Constant content creation is inherent to good SEO. If you do little else with your SEO other than blog utilizing keywords important to your business, you’ll see significant gains — granted, not as many as you could see if you had a full-time SEO professional working on your business; but you would get some serious lift. So if you’re dedicating time to SEO, you’re probably creating content that is also feeding your other marketing efforts, like lead nurturing, email marketing, lead generation, and yes, even social media.
SEO content is the gift that keeps on giving. When you create a web page, it’s indexed in search engines and will return as a result in the search engine results pages (SERPs) for years to come. So if you write, say, a blog post — especially if it’s evergreen content (content that remains relevant for a long time) — your few hours of effort writing and optimizing that content can continue to drive traffic and leads for years. That’s some pretty good ROI.
Investing in SEO means you’re probably optimizing for long-tail search. Long-tail search is just what it sounds like — a search term that is long, usually containing three or more terms. And the longer a keyword is, the more specific it gets. Think about the difference between the search term, “marketing,” and “marketing analytics consultants in Las Vegas.”

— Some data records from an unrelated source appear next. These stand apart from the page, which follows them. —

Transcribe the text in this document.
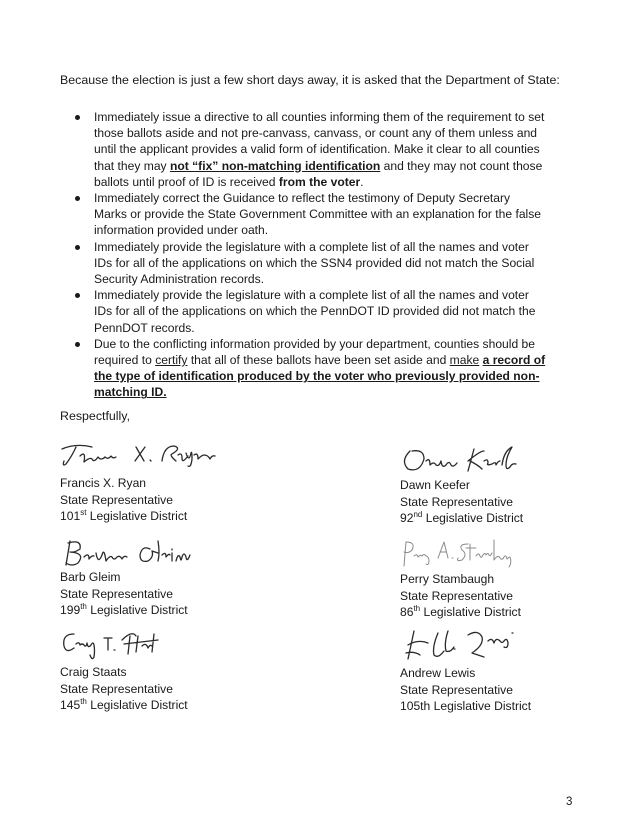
Because the election is just a few short days away, it is asked that the Department of State:

Immediately issue a directive to all counties informing them of the requirement to set those ballots aside and not pre-canvass, canvass, or count any of them unless and until the applicant provides a valid form of identification. Make it clear to all counties that they may not “fix” non-matching identification and they may not count those ballots until proof of ID is received from the voter.
Immediately correct the Guidance to reflect the testimony of Deputy Secretary Marks or provide the State Government Committee with an explanation for the false information provided under oath.
Immediately provide the legislature with a complete list of all the names and voter IDs for all of the applications on which the SSN4 provided did not match the Social Security Administration records.
Immediately provide the legislature with a complete list of all the names and voter IDs for all of the applications on which the PennDOT ID provided did not match the PennDOT records.
Due to the conflicting information provided by your department, counties should be required to certify that all of these ballots have been set aside and make a record of the type of identification produced by the voter who previously provided non-matching ID.

Respectfully,

Francis X. Ryan
State Representative
101st Legislative District
Dawn Keefer
State Representative
92nd Legislative District
Barb Gleim
State Representative
199th Legislative District
Perry Stambaugh
State Representative
86th Legislative District
Craig Staats
State Representative
145th Legislative District
Andrew Lewis
State Representative
105th Legislative District
3
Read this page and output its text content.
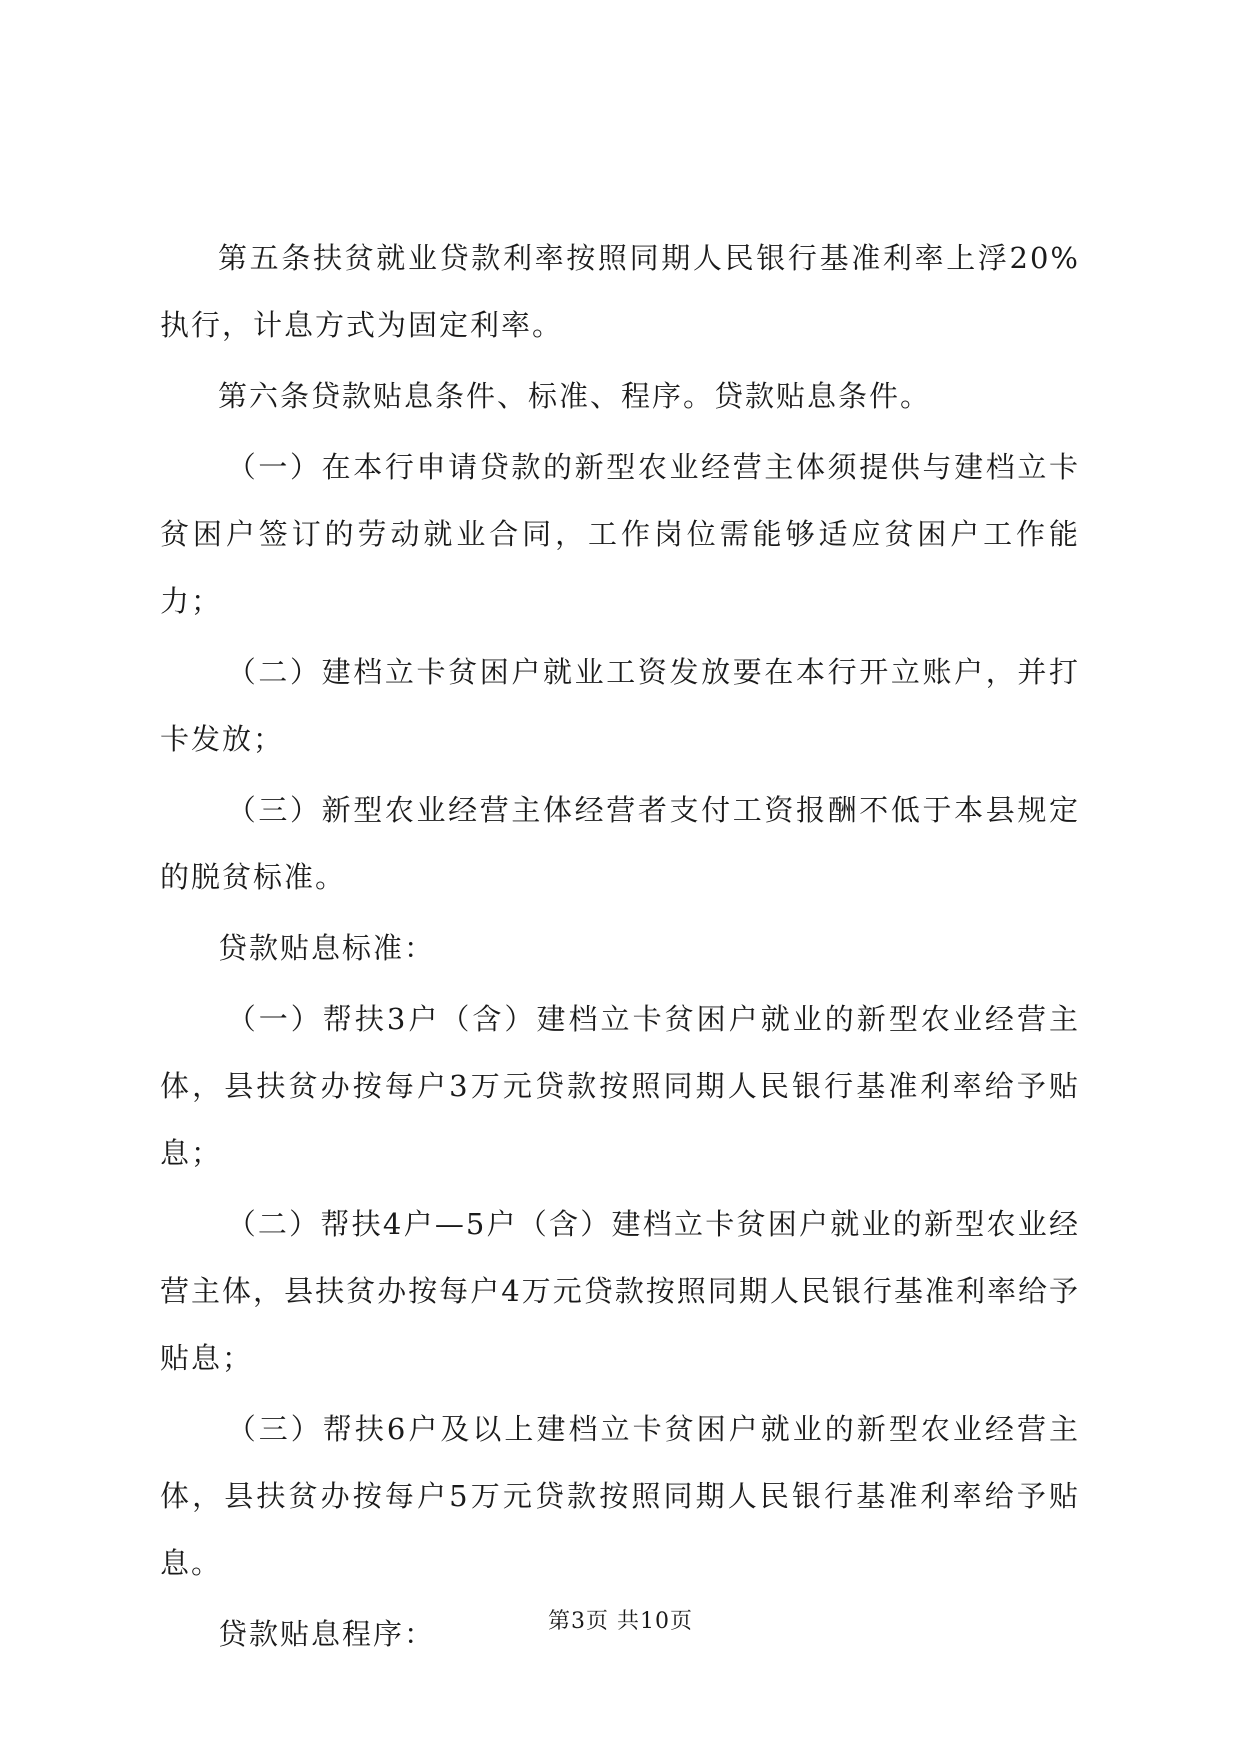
第五条扶贫就业贷款利率按照同期人民银行基准利率上浮20%执行，计息方式为固定利率。

第六条贷款贴息条件、标准、程序。贷款贴息条件。

（一）在本行申请贷款的新型农业经营主体须提供与建档立卡贫困户签订的劳动就业合同，工作岗位需能够适应贫困户工作能力；

（二）建档立卡贫困户就业工资发放要在本行开立账户，并打卡发放；

（三）新型农业经营主体经营者支付工资报酬不低于本县规定的脱贫标准。

贷款贴息标准：

（一）帮扶3户（含）建档立卡贫困户就业的新型农业经营主体，县扶贫办按每户3万元贷款按照同期人民银行基准利率给予贴息；

（二）帮扶4户—5户（含）建档立卡贫困户就业的新型农业经营主体，县扶贫办按每户4万元贷款按照同期人民银行基准利率给予贴息；

（三）帮扶6户及以上建档立卡贫困户就业的新型农业经营主体，县扶贫办按每户5万元贷款按照同期人民银行基准利率给予贴息。

贷款贴息程序：	第3页 共10页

That second search term tells us that the searcher is looking for three things: consultants, who specialize in marketing analytics, and who are located in Las Vegas. That’s way more information than a short-tail keyword, and it drives extremely targeted traffic to your website that you can then convert with very targeted offers — based on the searcher’s problem, their stage in the sales cycle, or even their persona. Plus, long-tail keywords are far less competitive than their short-tail brethren, and as such yield quick traffic wins for your website.
Part of a well-rounded SEO program is generating inbound links, and one of the best white-hat ways to get inbound links is by offering your services as a guest blogger. What’s so great about this is that not only do you, well, get inbound links … but you form strong relationships with heavy hitters in your industry while you do it! Essentially, as your website gains clout, so do you.
If you’re a local business with a brick-and-mortar location, you can capitalize on the growth of the mobile market with SEO, too. Mobile searchers are typically out and about when searching for information about your business. That also means they’re closer to the point of purchase. Focusing on local SEO ensures you’re the first business a lead sees when they’re looking for, say, the closest copy center, or an inexpensive place to go to dinner in their zip code.
Google’s algorithm is getting smarter. Since the first Panda update debuted in February 2011, up until 2012’s first Penguin update, Google’s algorithm has swayed more and more toward rewarding websites in the SERPs that create stellar content for readers, not for search engines.